Vous trouverez ci-dessous un tableau récapitulatif des titres de champions NBA remportés par les Chicago Bulls :

Année Adversaire en Finale Résultat MVP des Finales
1991 Los Angeles Lakers 4-1 Michael Jordan
1992 Portland Trail Blazers 4-2 Michael Jordan
1993 Phoenix Suns 4-2 Michael Jordan
1996 Seattle SuperSonics 4-2 Michael Jordan
1997 Utah Jazz 4-2 Michael Jordan
1998 Utah Jazz 4-2 Michael Jordan

L’été 2024 marque la fin d’un cycle : DeMar DeRozan est envoyé aux Sacramento Kings, Alex Caruso rejoint le Thunder (Josh Giddey fait le chemin inverse), et quelques mois plus tard, en février 2025, Zach LaVine est également échangé, contre des contreparties symboliques.

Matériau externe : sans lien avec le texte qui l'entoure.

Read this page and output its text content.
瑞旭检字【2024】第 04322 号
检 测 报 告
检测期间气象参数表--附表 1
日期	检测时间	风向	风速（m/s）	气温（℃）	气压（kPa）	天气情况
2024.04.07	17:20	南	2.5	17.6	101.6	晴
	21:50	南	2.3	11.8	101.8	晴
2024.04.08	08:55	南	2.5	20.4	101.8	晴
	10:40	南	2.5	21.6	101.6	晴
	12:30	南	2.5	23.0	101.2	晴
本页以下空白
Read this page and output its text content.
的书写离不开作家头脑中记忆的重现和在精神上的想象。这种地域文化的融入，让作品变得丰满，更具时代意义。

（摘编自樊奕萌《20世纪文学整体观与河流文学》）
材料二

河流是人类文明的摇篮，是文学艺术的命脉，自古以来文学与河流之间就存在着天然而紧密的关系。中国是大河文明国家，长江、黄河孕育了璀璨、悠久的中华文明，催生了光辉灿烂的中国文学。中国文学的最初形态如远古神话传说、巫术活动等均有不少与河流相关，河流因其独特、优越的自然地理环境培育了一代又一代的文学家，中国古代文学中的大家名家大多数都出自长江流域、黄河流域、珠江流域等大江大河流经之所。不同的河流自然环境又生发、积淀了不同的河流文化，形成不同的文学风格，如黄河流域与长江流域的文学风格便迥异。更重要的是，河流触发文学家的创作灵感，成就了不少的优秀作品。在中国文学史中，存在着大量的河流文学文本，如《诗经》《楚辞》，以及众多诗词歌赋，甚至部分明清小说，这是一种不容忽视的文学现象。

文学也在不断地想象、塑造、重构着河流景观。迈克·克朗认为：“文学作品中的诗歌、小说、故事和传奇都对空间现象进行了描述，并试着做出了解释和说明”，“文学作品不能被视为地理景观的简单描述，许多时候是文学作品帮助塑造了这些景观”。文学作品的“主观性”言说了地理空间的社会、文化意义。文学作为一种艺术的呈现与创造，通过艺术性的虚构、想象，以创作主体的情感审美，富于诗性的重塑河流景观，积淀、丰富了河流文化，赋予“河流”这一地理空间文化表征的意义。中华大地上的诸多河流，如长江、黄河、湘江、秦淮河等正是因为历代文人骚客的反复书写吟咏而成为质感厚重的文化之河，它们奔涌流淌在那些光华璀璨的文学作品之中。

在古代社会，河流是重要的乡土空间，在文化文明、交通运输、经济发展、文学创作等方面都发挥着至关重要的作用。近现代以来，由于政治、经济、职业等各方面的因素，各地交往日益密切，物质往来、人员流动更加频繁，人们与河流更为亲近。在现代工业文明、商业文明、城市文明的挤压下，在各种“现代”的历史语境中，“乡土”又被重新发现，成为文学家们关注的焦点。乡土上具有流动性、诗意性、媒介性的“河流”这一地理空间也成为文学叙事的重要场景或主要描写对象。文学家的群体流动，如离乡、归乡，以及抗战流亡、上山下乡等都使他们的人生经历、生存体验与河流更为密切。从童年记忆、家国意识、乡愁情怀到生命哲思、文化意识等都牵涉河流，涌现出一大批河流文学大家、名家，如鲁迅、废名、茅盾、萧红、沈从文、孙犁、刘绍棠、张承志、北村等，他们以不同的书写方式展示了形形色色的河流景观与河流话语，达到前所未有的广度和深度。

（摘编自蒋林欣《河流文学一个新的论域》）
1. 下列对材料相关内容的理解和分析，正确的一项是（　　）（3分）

L’effectif est décimé, mais Billy Donovan est pourtant prolongé à l’été 2025, signe que la direction mise sur la continuité… ou qu’elle ne sait pas vraiment quelle voie emprunter. La Draft 2025 voit l’arrivée de Noa Essengue, intérieur français prometteur, qui rejoint un groupe où Nikola Vučević et Josh Giddey sont encore là, mais dont l’avenir à Chicago reste flou.

Faut-il reconstruire complètement (en développant Coby White et Matas Buzelis et en abandonnant une bonne fois pour toutes le projet Pat Williams) ou tenter de rester compétitif avec ce qu’il reste ? Enfin compétitif… viser le Play-In en gros, parce que dans l’état actuel, l’effectif peut difficilement faire mieux.

Le départ de Lonzo Ball pour Cleveland en échange d’Isaac Okoro semble indiquer qu’on tend vers la première option dans l’Illinois.